The price tag, according to GCT president and CEO Doron Grosman, is around $1 billion.

Grosman said the terminal’s capacity increase would be added incrementally to meet market demand rather than in Terminal 2’s single large capacity expansion.

He added that it would dovetail with other container cargo capacity expansion projects underway or planned for B.C. ports, including GCT’s $160 million upgrade of its Vanterm terminal in Vancouver, its recently completed $300 million rail densification project at GCT Deltaport and DP World Ltd.’s $350 million expansion of the Port of Vancouver’s Centerm container terminal, which is scheduled to begin in the summer.

Deltaport Berth 4 faces the same environmental and infrastructure approval scrutiny that Terminal 2 has been navigating for the past six years, and in an email response to Business in Vancouver, the port said that any Deltaport expansion would require years of planning and environmental work to get to the federal review stage. That, the port said, would “make it very difficult for GCT to meet demand that is just a few years away.”

The port, through its Terminal 2 project, also wants to add another terminal operator to “ensure healthy competition and that users continue to pay reasonable rates for reliable services.” 

The competing aspirations for the two projects set up what could be a major landlord-tenant dispute.

Under the current port management structure in Canada, it’s a disagreement that GCT would be hard pressed to win.

However, in March 2018, Transport Canada launched a review of the country’s port authority system. The review could change Canada’s port landlord-tenant relationships and how they are managed.
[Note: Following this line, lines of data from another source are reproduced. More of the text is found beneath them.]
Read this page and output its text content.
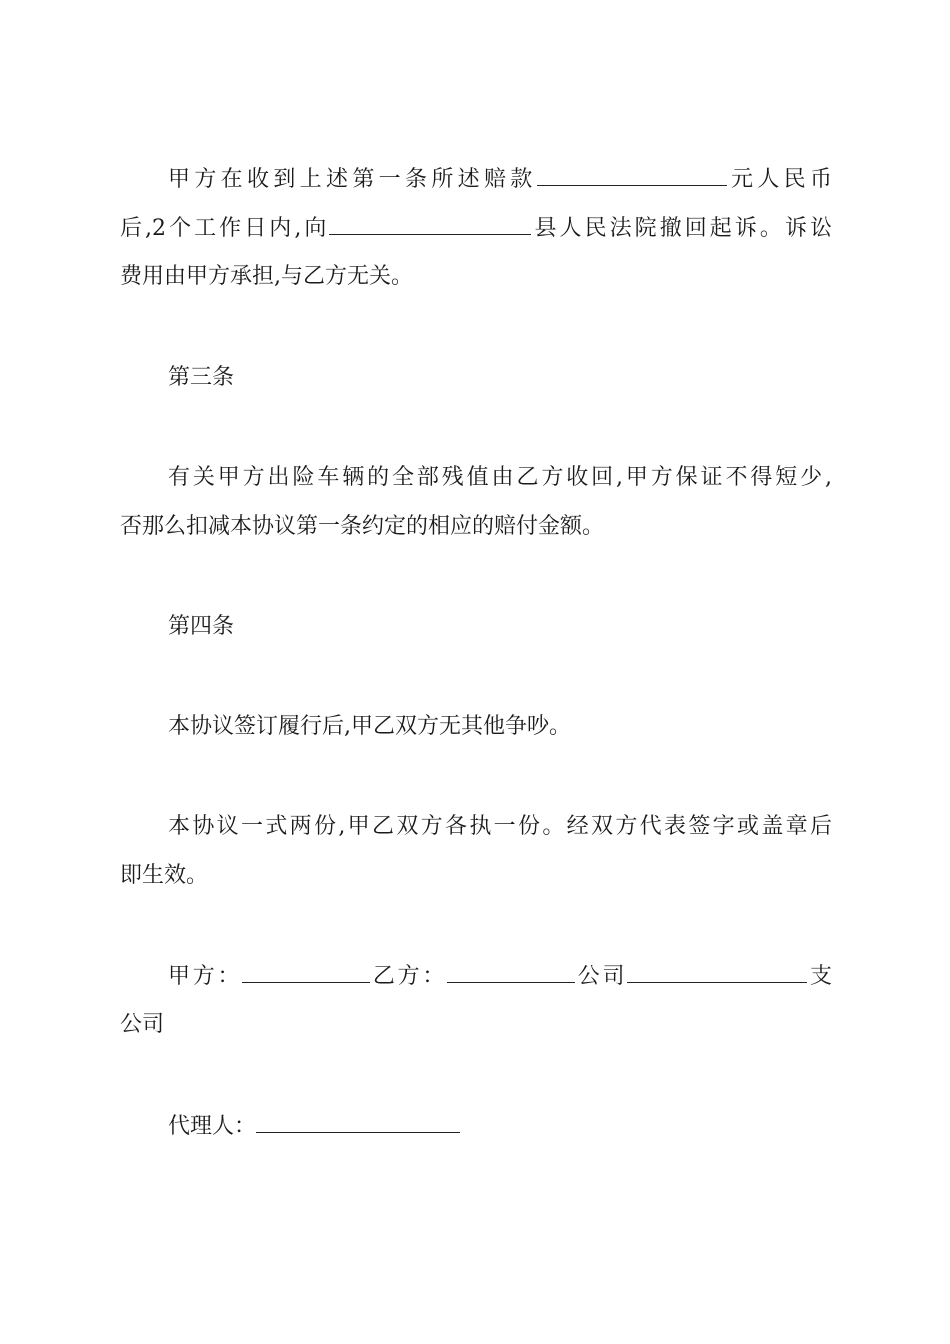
甲方在收到上述第一条所述赔款	元人民币
后,2个工作日内,向	县人民法院撤回起诉。诉讼
费用由甲方承担,与乙方无关。
第三条
有关甲方出险车辆的全部残值由乙方收回,甲方保证不得短少,
否那么扣减本协议第一条约定的相应的赔付金额。
第四条
本协议签订履行后,甲乙双方无其他争吵。
本协议一式两份,甲乙双方各执一份。经双方代表签字或盖章后
即生效。
甲方：	乙方：	公司	支
公司
代理人：
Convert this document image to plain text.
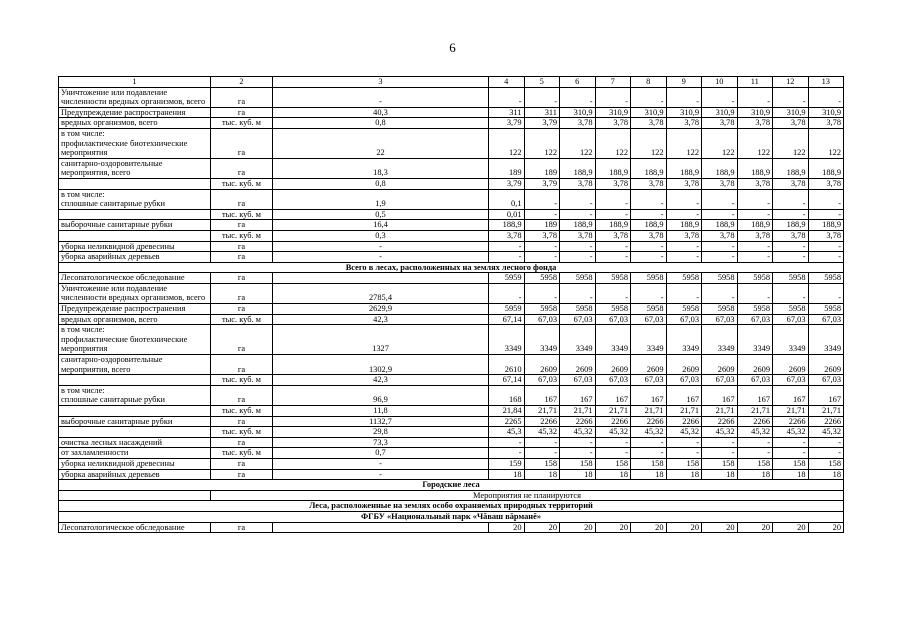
6
1	2	3	4	5	6	7	8	9	10	11	12	13

Уничтожение или подавление численности вредных организмов, всего	га	-	-	-	-	-	-	-	-	-	-	-

Предупреждение распространения	га	40,3	311	311	310,9	310,9	310,9	310,9	310,9	310,9	310,9	310,9

вредных организмов, всего	тыс. куб. м	0,8	3,79	3,79	3,78	3,78	3,78	3,78	3,78	3,78	3,78	3,78

в том числе:
профилактические биотехнические мероприятия	га	22	122	122	122	122	122	122	122	122	122	122

санитарно-оздоровительные мероприятия, всего	га	18,3	189	189	188,9	188,9	188,9	188,9	188,9	188,9	188,9	188,9

	тыс. куб. м	0,8	3,79	3,79	3,78	3,78	3,78	3,78	3,78	3,78	3,78	3,78

в том числе:
сплошные санитарные рубки	га	1,9	0,1	-	-	-	-	-	-	-	-	-

	тыс. куб. м	0,5	0,01	-	-	-	-	-	-	-	-	-

выборочные санитарные рубки	га	16,4	188,9	189	188,9	188,9	188,9	188,9	188,9	188,9	188,9	188,9

	тыс. куб. м	0,3	3,78	3,78	3,78	3,78	3,78	3,78	3,78	3,78	3,78	3,78

уборка неликвидной древесины	га	-	-	-	-	-	-	-	-	-	-	-

уборка аварийных деревьев	га	-	-	-	-	-	-	-	-	-	-	-
Всего в лесах, расположенных на землях лесного фонда												

Лесопатологическое обследование	га		5959	5958	5958	5958	5958	5958	5958	5958	5958	5958

Уничтожение или подавление численности вредных организмов, всего	га	2785,4	-	-	-	-	-	-	-	-	-	-

Предупреждение распространения	га	2629,9	5959	5958	5958	5958	5958	5958	5958	5958	5958	5958

вредных организмов, всего	тыс. куб. м	42,3	67,14	67,03	67,03	67,03	67,03	67,03	67,03	67,03	67,03	67,03

в том числе:
профилактические биотехнические мероприятия	га	1327	3349	3349	3349	3349	3349	3349	3349	3349	3349	3349

санитарно-оздоровительные мероприятия, всего	га	1302,9	2610	2609	2609	2609	2609	2609	2609	2609	2609	2609

	тыс. куб. м	42,3	67,14	67,03	67,03	67,03	67,03	67,03	67,03	67,03	67,03	67,03

в том числе:
сплошные санитарные рубки	га	96,9	168	167	167	167	167	167	167	167	167	167

	тыс. куб. м	11,8	21,84	21,71	21,71	21,71	21,71	21,71	21,71	21,71	21,71	21,71

выборочные санитарные рубки	га	1132,7	2265	2266	2266	2266	2266	2266	2266	2266	2266	2266

	тыс. куб. м	29,8	45,3	45,32	45,32	45,32	45,32	45,32	45,32	45,32	45,32	45,32

очистка лесных насаждений	га	73,3	-	-	-	-	-	-	-	-	-	-

от захламленности	тыс. куб. м	0,7	-	-	-	-	-	-	-	-	-	-

уборка неликвидной древесины	га	-	159	158	158	158	158	158	158	158	158	158

уборка аварийных деревьев	га	-	18	18	18	18	18	18	18	18	18	18
Городские леса												
	Мероприятия не планируются											
Леса, расположенные на землях особо охраняемых природных территорий												
ФГБУ «Национальный парк «Чăваш вăрманĕ»												

Лесопатологическое обследование	га		20	20	20	20	20	20	20	20	20	20
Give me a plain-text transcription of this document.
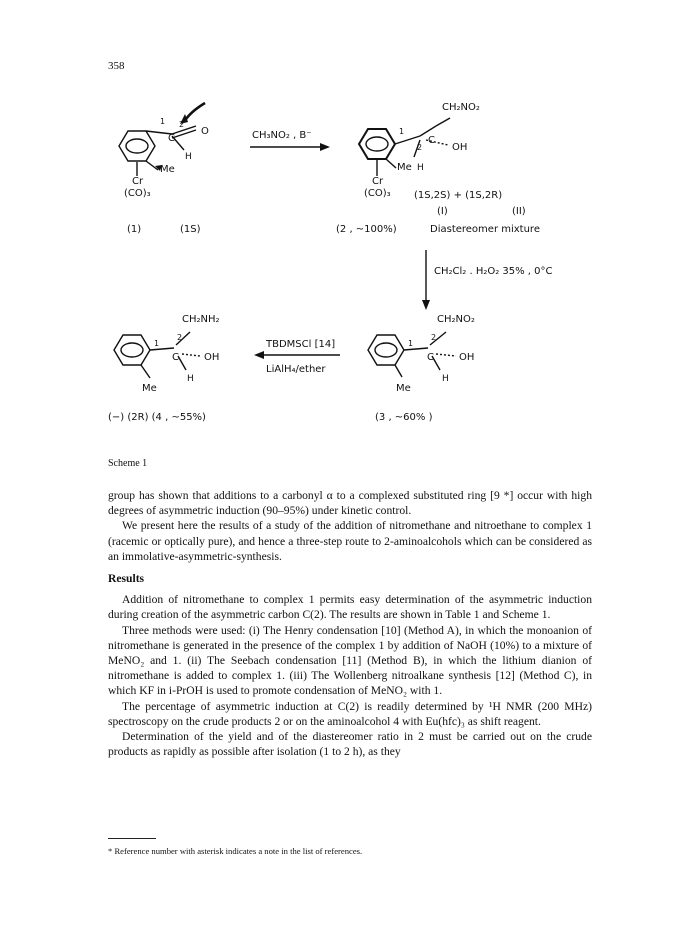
358
1 2
C
O
H
Me
Cr
(CO)₃
(1)	(1S)
CH₃NO₂ , B⁻
CH₂NO₂
1
2
C
OH
Me H
Cr
(CO)₃ (1S,2S) + (1S,2R)
(I)	(II)
(2 , ~100%)	Diastereomer mixture
CH₂Cl₂ . H₂O₂ 35% , 0°C
CH₂NO₂
1
2
C	OH
H
Me
(3 , ~60% )
TBDMSCl [14]
LiAlH₄/ether
CH₂NH₂
1
2
C	OH
H
Me
(−) (2R) (4 , ~55%)
Scheme 1

group has shown that additions to a carbonyl α to a complexed substituted ring [9 *] occur with high degrees of asymmetric induction (90–95%) under kinetic control.

We present here the results of a study of the addition of nitromethane and nitroethane to complex 1 (racemic or optically pure), and hence a three-step route to 2-aminoalcohols which can be considered as an immolative-asymmetric-synthesis.

Results

Addition of nitromethane to complex 1 permits easy determination of the asymmetric induction during creation of the asymmetric carbon C(2). The results are shown in Table 1 and Scheme 1.

Three methods were used: (i) The Henry condensation [10] (Method A), in which the monoanion of nitromethane is generated in the presence of the complex 1 by addition of NaOH (10%) to a mixture of MeNO₂ and 1. (ii) The Seebach condensation [11] (Method B), in which the lithium dianion of nitromethane is added to complex 1. (iii) The Wollenberg nitroalkane synthesis [12] (Method C), in which KF in i-PrOH is used to promote condensation of MeNO₂ with 1.

The percentage of asymmetric induction at C(2) is readily determined by ¹H NMR (200 MHz) spectroscopy on the crude products 2 or on the aminoalcohol 4 with Eu(hfc)₃ as shift reagent.

Determination of the yield and of the diastereomer ratio in 2 must be carried out on the crude products as rapidly as possible after isolation (1 to 2 h), as they

* Reference number with asterisk indicates a note in the list of references.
In a letter filed February 8 with Jocelyne Beaudet, head of the Roberts Bank Terminal 2 Project Review Panel, GCT maintains that Terminal 2, originally proposed in 2003, is “now outmoded” and “no longer viable given changes in a number of market factors.”

GCT’s Berth 4 expansion pitch maintains that increased consolidation in the ocean carrier sector and larger ships are making intraport terminal competition less relevant. It argues that Deltaport 4 is therefore the most competitive and economically viable near-term option for the Port of Vancouver’s container-handling expansion. 

However, the VFPA maintains that the Terminal 2 operator, not the port authority, will be GCT’s competitor.

Its Terminal 2 pitch also claims that a GCT Deltaport expansion is a non-starter because:

  • “Fisheries and Oceans Canada has prohibited further land reclamation inland from Deltaport”; and
  • “expanding Deltaport would mean one terminal operator would control a significant majority of the market for container terminal services.”

Grosman disagrees.

“At the end of the day, what we are saying is that we have a staged capacity investment in Deltaport that is funded by private capital where you have an operator to operate it [that] is well respected and compliant with the environmental stewardship and all of that stuff, and it is a project that is of meaningful importance, and somebody needs to decide whether this project has a greater urgency to get done than the [Terminal 2] project.”

He added that Deltaport Berth 4 would not preclude the eventual addition of Terminal 2.

“The way we think about this is pretty simple. Centerm is going forward with their expansion. We are thrilled with that. It will be a beautiful thing. We have a new 25-year lease with the Port of Vancouver for Vanterm. We are going ahead with our Phase 1 expansion over there. Prince Rupert has the opportunity to expand again. We have another Phase 2 expansion here at Vanterm. Deltaport Berth 4 expansion comes after that. You then have no opportunity to expand further – there is no more land at Deltaport. [That’s] a perfect time for [Terminal 2]. Bring it on. Now when is that? You are guessing: 2030, 2035? You don’t know.”